Старая Франция, несущая тяжкое бремя Истории, обескровленная войнами и революциями, постоянно низвергаемая с пьедестала Величия и постоянно возвращаемая на него гением Обновления.
Старый человек, изнуренный испытаниями, отрешенный от дел, ощущающий близость вечного холода, но без устали ищущий во мраке проблеск надежды!
И все же, — Франция говорит, — я спасена!
И все же, вы, прочие! — говорит Франция, — вы видите, что я не сдалась и я спасена!
И все же, ко всему, что вы мне говорили все четыре года, мой генерал, я не осталась глуха! Вы видите, что я все слышу, что я откликнулась.
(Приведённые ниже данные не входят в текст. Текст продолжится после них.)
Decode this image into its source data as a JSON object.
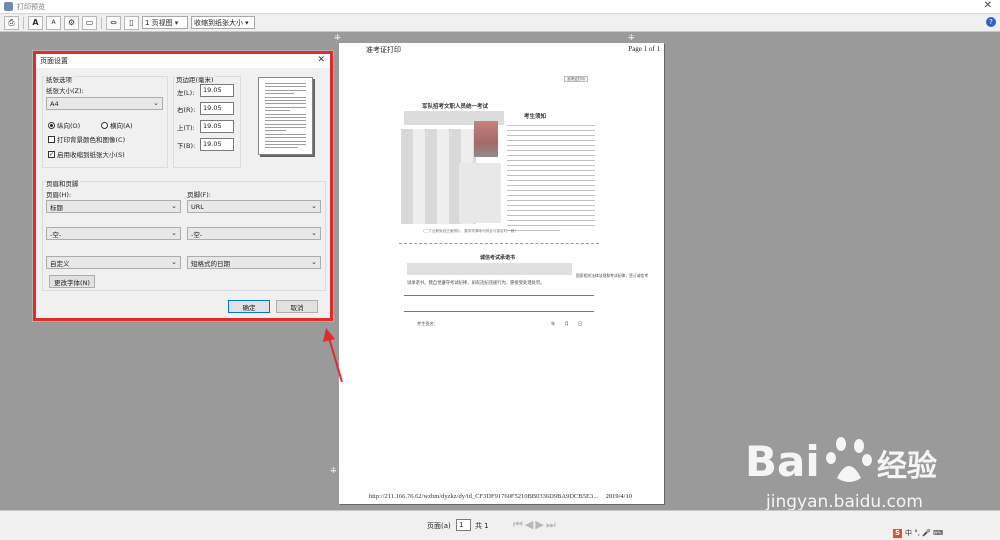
{
  "window": {
    "title": "打印预览"
  },
  "toolbar": {
    "view_select": "1 页视图",
    "shrink_select": "收缩到纸张大小",
    "text_size_a_large": "A",
    "text_size_a_small": "A"
  },
  "page_preview": {
    "header_left": "准考证打印",
    "header_right": "Page 1 of 1",
    "footer_url": "http://211.166.76.62/wzbm/dyzkz/dy/id_CF3DF91760F5210BB0336D9BA9DCB5E3...",
    "footer_date": "2019/4/10",
    "doc_title_left": "军队招考文职人员统一考试",
    "doc_title_right": "考生须知",
    "small_button": "准考证打印",
    "doc_subtitle": "诚信考试承诺书",
    "doc_line1": "试承诺书。我自觉遵守考试纪律，如有违纪违规行为，愿接受处理处罚。",
    "doc_line_right": "国家相关法律法规和考试纪律，签订诚信考",
    "photo_caption": "（二寸近期免冠正面照片，要求须清晰可辨且与报名时一致）",
    "signature_label": "考生签名：",
    "signature_icons": "年 月 日"
  },
  "dialog": {
    "title": "页面设置",
    "paper_group": "纸张选项",
    "paper_size_label": "纸张大小(Z):",
    "paper_size_value": "A4",
    "portrait_label": "纵向(O)",
    "landscape_label": "横向(A)",
    "print_bg_label": "打印背景颜色和图像(C)",
    "shrink_label": "启用收缩到纸张大小(S)",
    "margins_group": "页边距(毫米)",
    "left_label": "左(L):",
    "right_label": "右(R):",
    "top_label": "上(T):",
    "bottom_label": "下(B):",
    "left_value": "19.05",
    "right_value": "19.05",
    "top_value": "19.05",
    "bottom_value": "19.05",
    "hf_group": "页眉和页脚",
    "header_label": "页眉(H):",
    "footer_label": "页脚(F):",
    "header_1": "标题",
    "footer_1": "URL",
    "header_2": "-空-",
    "footer_2": "-空-",
    "header_3": "自定义",
    "footer_3": "短格式的日期",
    "change_font": "更改字体(N)",
    "ok": "确定",
    "cancel": "取消"
  },
  "statusbar": {
    "page_label": "页面(a)",
    "page_value": "1",
    "total_label": "共 1",
    "tray_text": "中 °, 🎤 ⌨"
  },
  "watermark": {
    "brand": "Bai",
    "brand_cn": "经验",
    "url": "jingyan.baidu.com"
  },
  "colors": {
    "highlight": "#e02b2b",
    "background": "#9a9a9a"
  }
}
И все же, сейчас поднялся кто-то, олицетворяющий меня, во весь рост! И я слышу, как этот кто-то говорит моим голосом!
Да здравствует Франция! Есть кому крикнуть «Да здравствует Франция!», и этот кто-то — это я!
Кто-то, переполненный рыданиями, переполненный гневом, переполненный слезами, слезами, которые я глотаю уже четыре года, и вот они на солнце, эти слезы! Крупные кровавые слезы!
Кто-то с рвущимся криком и с клинком в руке! И этот меч в руке, мой генерал, я вырвала из чрева своего!
Пусть думают другие обо мне, что будет им угодно! Они говорят, что сражались, да, это правда…
А я, уже четыре года, во глубине земли совсем одна, и если говорят, что я не сопротивлялась, то что же делала я тогда?
Вкус сражений сопровождал их все это время, а у меня во рту вкус смерти, что могут знать они об этом?
И все же есть что-то, неизвестное им, я знаю того, кто был со мною все четыре года против смерти!
Есть сердце, что не ослабеет, и рука, что ищет медленно в ночи оружие, чтоб взяться за него!
Есть враг, что задыхается в ночи, и нужно вырвать его из тела моего ногтями!
И вдруг я снова на свету, поднявшись во весь рост, и чрево на руках, как женщина при родах!
Вот утро! И я вижу, как огромная Триумфальная арка, вся белоснежная, поднимается в чистейшем свете!
Теперь мне безразлично, что думают другие обо мне!
И что хотят они творить со мной, мне все равно! И место, что, как говорят они, хотят мне предоставить, как будто это зависело от них, мне безразлично!
Но место есть у меня для вас, и к вам я обращаюсь, мой генерал!
Я говорю вам, мой генерал, вы, кто со мной единой крови! И вы, месье солдат, и вы, месье мой сын, дошедшие со мною до конца!
Взгляните мне в глаза, месье мой сын, скажите мне, меня вы узнаете?
Ах! Это правда, им удалось убить меня, тому назад четыре года, и как же постарались, как постарались они растоптать мне сердце!
Но мир, он был создан не для того, чтобы прожить без Франции, а Франция не создана, чтоб обойтись без чести!
Так посмотрите мне в глаза те, кто не боится, смотрите хорошенько на меня, подумайте, скажите, боюсь ли ваших глаз, глаз сына и солдата!
Скажите вы, достаточно ли с нас того, что ищете в глазах моих, того, что скоро я обрету в объятьях ваших!
В конце концов настал тот день! Тот день, что должен был настать, — начало мира, пришел он наконец!
Освободи меня наконец, мой сын, от того, о чем просить меня ты послан Богом!
— И что же должен я просить? — ответил генерал.
— Веры!
Хочу, чтоб ты не сомневался в матери своей и не боялся бы меня! Нет мне дела до других!
Но скажи мне, что не иссякнет пониманье, что установилось между нами наконец!
Все остальное безразлично мне! Но ты проси меня о том, что есть не что иное, как суть вещей!
Они считали, что смеялись надо мной, коль женщиной назвали! Какая это женщина, они увидят, как узнают, что значит, если в теле есть душа!